While preparing the manuscript of this communication, we came across the paper of Petukhova et al. (2009). These authors developed a formula to calculate the frequency of compound heterozygotes in the presence of inbreeding as we did, but unfortunately assumed equal frequencies of disease-causing mutations. As we have shown here, this is a serious omission and, moreover, far from realistic. A second difference with their paper is that we did not only calculate the frequency of compound heterozygotes, but turned the problem upside down by looking for inferences following from observed frequencies of compound heterozygotes.

One may question the usefulness of being able to make these calculations. If F is known in a certain (sub)population, then the most straightforward way to estimate q would be via the prevalence of the disease in that (sub)population. In practice, however, F and the prevalence of the disease in a population are seldom known with any certainty. Most of the times, they are unknown or the estimates are debatable because of large variances or possible biases. Arriving at accurate and dependable estimates of both parameters takes a lot of effort and resources. For this reason, any method to estimate q from other sources, such as the one we describe, is an improvement. While estimating F in a population requires knowledge of the prevalence of consanguineous matings and the distribution of different degrees of consanguinity among them, estimating F from a small number of consanguineous families known to a laboratory in general is less of a challenge.
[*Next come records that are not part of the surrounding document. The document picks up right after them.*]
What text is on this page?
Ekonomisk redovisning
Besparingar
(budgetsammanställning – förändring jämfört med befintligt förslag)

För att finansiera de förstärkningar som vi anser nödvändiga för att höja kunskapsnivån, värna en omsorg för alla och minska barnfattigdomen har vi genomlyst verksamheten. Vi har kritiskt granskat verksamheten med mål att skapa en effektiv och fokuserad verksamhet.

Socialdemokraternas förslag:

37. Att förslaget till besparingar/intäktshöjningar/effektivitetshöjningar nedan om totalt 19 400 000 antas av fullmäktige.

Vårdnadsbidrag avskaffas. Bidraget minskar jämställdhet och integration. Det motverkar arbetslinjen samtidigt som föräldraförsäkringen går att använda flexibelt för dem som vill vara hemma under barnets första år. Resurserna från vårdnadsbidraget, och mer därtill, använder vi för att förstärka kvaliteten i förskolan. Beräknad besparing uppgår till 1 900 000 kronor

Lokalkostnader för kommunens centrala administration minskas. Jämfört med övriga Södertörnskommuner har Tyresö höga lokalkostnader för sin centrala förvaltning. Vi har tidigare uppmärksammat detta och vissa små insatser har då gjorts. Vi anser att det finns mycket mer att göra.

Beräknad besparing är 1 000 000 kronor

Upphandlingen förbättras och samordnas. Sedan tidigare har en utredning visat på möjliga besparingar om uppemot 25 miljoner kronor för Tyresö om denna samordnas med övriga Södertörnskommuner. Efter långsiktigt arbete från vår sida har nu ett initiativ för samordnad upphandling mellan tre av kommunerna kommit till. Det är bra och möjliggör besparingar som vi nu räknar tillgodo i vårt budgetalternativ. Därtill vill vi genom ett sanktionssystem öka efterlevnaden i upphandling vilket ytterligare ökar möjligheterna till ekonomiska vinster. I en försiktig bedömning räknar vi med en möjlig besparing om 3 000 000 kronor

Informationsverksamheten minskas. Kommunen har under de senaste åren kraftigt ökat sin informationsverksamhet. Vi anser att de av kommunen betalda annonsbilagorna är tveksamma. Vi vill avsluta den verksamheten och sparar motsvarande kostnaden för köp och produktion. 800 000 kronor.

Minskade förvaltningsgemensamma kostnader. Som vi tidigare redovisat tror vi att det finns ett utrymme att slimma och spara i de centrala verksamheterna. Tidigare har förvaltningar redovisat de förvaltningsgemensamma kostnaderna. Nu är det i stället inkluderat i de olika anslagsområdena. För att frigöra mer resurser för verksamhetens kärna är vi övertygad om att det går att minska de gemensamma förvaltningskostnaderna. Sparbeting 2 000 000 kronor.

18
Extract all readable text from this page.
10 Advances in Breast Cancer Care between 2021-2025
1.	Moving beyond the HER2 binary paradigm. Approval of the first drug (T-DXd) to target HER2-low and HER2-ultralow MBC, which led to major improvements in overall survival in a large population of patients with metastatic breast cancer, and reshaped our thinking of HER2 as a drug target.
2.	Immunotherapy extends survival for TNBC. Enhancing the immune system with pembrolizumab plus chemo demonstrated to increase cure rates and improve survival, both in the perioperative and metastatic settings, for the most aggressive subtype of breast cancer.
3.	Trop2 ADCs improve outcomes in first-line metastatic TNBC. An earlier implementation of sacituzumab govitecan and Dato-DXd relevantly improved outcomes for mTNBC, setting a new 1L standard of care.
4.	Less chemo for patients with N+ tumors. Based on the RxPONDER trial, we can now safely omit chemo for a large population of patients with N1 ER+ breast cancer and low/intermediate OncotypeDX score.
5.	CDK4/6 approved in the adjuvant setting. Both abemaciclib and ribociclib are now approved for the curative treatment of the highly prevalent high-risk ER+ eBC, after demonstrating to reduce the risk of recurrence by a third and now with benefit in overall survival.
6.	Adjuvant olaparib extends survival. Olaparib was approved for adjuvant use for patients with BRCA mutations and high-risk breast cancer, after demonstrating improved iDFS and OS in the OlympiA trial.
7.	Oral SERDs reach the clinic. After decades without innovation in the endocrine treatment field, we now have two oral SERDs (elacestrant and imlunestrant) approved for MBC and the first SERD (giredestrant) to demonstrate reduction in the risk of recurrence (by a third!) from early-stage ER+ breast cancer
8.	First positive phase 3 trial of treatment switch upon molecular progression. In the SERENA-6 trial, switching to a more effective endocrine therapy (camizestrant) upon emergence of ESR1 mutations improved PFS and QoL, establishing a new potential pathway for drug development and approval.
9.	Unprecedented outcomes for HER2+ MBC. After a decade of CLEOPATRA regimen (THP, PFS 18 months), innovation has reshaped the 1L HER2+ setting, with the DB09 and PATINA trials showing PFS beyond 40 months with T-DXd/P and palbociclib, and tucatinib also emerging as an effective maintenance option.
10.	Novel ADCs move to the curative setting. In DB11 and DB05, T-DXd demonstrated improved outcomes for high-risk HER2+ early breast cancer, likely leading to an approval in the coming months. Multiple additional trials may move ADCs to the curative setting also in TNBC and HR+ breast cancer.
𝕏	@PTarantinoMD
Once the total frequency of pathogenic alleles is known, the frequency of an autosomal recessive disease in a population, P(D), can be inferred from the total frequency of disease-causing alleles, especially when the frequency of consanguineous matings, c, is known as well, using the equation

$$ P(D) = \left( {1 - c} \right){q^2} + c\left[ {Fq + \left( {1 - F} \right){q^2}} \right] $$
(9)

Others have taken a different approach to calculate the frequency of a disease in the population by looking at the proportion of consanguineous parents among affected children and inferring from there, taking into account the frequency of consanguineous matings, the total pathogenic allele frequency and the total frequency of recessives in the general population (Romeo et al. 1985; Koochmeshgi et al. 2002). This method might result in a biased estimate if the presence of consanguinity of the parents alerts the physician to think of the possibility of a recessive disorder and diagnose accordingly, while this might not have been the case in the absence of consanguinity. Starting from the proportion of compound heterozygotes gives an unbiased estimate and therefore at least represents an additional tool to determine disease frequency in the general population.

Of course our method has some limitations too. Firstly, inferences can only be made about the population to which the cases belong. If a population is non-homogeneous as to the frequency of consanguineous matings, population stratification has to be taken into account. Secondly, for any recessive disorder, the number of compound heterozygotes among affected children of consanguineous parents will be limited. This means that estimates of the proportion of compound heterozygotes will tend to have rather wide confidence intervals, which will persist in derived figures. Nevertheless, a provisional estimate of the frequency of pathogenic alleles using our method can be useful before embarking on larger studies, or as a check when other data are already available.